The case of Champion House, charged with failing to make pension contributions for employees, was adjourned again on Monday after counsel updated the court on progress, or lack thereof.

The company has been in court since 2008 on charges relating to pension payments amounting to $177,000 on behalf of 32 employees between 1999 and 2008. Guilty pleas have been entered.

At a hearing last month, Magistrate Valdis Foldats had asked if company assets should be sold to repay employees. Both Crown counsel Greg Walcolm and defense attorney Graham Hampson agreed that an assessment should be undertaken. Mr. Walcolm advised that he had spoken with officers of the Financial Crime Unit, who were willing to assist with an appraisal of company property.

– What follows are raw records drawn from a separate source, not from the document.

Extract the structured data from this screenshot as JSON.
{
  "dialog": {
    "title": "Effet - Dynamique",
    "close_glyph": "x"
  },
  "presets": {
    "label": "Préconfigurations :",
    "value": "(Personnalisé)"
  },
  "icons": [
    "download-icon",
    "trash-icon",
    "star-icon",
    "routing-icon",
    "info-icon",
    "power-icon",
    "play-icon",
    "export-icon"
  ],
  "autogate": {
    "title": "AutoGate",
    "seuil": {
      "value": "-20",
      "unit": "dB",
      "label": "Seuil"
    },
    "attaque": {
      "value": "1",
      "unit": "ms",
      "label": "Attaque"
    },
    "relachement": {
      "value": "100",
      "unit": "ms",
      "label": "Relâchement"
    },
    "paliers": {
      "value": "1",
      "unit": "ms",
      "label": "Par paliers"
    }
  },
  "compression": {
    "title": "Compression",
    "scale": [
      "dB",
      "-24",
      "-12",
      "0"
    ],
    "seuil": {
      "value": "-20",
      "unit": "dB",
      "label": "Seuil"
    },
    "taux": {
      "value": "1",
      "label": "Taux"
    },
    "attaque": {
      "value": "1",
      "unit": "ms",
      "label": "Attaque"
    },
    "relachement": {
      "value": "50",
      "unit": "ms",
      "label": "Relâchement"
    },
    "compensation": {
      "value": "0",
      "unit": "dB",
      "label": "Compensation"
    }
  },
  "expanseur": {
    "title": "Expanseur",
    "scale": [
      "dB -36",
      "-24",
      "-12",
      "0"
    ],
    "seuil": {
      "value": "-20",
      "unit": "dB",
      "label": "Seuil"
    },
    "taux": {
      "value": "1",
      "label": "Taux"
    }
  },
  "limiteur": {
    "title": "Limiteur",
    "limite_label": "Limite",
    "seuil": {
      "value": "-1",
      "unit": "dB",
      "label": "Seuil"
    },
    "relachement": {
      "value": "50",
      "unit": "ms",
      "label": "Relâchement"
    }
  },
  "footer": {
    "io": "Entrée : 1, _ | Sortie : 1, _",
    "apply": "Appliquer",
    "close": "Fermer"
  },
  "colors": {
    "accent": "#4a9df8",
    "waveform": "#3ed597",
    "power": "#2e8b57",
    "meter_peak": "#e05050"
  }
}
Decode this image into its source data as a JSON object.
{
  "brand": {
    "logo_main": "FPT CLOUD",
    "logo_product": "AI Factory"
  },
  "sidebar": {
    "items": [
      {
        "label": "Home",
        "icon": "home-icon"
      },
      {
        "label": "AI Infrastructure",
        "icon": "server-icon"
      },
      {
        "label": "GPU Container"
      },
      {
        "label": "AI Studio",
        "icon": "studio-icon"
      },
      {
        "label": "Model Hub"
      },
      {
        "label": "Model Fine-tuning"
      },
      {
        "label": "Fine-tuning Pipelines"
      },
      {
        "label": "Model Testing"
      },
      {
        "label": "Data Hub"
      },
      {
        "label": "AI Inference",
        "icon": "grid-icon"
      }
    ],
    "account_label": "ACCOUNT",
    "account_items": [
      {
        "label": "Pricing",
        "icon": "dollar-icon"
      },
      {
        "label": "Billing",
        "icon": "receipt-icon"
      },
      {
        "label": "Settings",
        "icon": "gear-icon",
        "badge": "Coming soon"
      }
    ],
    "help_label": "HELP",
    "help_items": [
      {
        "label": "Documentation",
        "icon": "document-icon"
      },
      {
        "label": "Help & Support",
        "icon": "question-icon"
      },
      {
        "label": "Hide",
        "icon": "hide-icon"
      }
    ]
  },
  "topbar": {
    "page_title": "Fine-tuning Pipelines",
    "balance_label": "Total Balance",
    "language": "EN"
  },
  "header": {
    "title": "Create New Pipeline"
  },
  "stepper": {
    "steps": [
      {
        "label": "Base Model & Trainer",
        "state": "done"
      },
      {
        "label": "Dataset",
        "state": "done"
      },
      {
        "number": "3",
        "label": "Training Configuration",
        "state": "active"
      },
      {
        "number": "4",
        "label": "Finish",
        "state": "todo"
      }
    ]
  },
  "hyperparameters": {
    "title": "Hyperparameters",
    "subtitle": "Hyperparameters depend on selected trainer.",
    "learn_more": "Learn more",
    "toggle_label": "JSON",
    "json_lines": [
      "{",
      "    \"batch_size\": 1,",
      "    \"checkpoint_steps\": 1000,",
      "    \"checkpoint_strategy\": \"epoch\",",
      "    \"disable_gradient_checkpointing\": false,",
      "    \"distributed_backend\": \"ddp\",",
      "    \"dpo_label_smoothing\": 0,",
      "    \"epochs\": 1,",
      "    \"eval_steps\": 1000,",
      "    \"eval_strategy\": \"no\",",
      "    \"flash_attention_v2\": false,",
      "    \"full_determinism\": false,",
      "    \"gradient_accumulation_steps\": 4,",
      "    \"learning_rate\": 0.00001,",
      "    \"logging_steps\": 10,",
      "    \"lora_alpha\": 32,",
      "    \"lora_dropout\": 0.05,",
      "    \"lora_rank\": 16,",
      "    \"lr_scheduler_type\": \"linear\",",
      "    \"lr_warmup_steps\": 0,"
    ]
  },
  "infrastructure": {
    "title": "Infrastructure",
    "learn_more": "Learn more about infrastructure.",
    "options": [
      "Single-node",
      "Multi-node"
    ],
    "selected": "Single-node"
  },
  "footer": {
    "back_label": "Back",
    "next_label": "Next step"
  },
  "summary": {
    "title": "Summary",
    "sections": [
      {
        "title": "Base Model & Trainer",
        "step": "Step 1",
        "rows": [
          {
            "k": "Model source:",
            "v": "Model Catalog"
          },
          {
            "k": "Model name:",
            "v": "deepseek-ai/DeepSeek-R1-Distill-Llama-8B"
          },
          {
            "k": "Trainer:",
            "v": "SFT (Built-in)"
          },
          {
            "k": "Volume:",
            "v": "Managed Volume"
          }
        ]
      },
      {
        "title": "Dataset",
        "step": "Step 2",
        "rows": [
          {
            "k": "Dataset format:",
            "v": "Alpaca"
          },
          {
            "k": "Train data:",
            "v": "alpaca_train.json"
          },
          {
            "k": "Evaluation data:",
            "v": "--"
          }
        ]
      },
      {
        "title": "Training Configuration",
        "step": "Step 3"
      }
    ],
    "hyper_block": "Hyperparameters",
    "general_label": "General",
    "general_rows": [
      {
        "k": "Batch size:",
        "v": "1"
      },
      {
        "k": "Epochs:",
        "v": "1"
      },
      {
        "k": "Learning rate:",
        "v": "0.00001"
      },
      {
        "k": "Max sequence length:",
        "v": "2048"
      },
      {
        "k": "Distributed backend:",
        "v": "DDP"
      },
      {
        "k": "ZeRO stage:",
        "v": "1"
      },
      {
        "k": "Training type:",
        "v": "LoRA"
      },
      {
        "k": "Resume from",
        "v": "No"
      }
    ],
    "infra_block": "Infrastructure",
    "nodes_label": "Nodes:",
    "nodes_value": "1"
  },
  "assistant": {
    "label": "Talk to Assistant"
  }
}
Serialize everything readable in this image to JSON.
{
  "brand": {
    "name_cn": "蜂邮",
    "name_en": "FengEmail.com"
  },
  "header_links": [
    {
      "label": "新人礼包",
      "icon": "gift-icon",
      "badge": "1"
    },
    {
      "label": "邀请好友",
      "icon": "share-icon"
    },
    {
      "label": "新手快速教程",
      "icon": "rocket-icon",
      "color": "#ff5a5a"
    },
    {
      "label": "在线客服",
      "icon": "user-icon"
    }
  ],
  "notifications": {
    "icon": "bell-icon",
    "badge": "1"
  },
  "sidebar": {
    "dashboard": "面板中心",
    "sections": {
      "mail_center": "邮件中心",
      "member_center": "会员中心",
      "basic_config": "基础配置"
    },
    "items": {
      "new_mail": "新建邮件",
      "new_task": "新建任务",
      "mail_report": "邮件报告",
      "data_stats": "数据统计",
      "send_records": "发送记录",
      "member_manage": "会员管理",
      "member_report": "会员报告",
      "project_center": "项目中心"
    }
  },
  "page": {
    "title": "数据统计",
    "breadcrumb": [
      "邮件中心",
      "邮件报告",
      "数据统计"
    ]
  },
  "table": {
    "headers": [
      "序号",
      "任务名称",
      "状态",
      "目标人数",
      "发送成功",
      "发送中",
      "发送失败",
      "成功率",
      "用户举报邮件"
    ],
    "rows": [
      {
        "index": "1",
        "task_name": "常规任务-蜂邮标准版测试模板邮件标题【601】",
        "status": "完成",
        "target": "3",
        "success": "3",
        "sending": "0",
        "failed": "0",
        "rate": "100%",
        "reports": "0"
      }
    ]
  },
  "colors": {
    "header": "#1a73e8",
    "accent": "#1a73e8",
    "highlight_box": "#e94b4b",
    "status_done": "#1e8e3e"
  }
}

On Monday, however, Mr. Walcolm said he had received further communication from the Financial Crime Unit.

“They are unable to do it,” he explained, because they were short-staffed and it would be “too burdensome to take this matter on.”

The magistrate asked if he had the power to order the company to produce financial statements. In the absence of any such power, he wondered what might be done.

He shared an earlier experience regarding a non-criminal matter. In the absence of a financial disclosure statement, the court could make an inference regarding an individual’s ability to pay, he said.

Mr. Hampson agreed. He said if he were representing a person, he would be giving the court all the information he had in mitigation. In this case, he thought it would be helpful to have a certificate of an accountant regarding the status of the company.

The magistrate adjourned the matter until Nov. 15, on the basis that such a certificate would be pursued.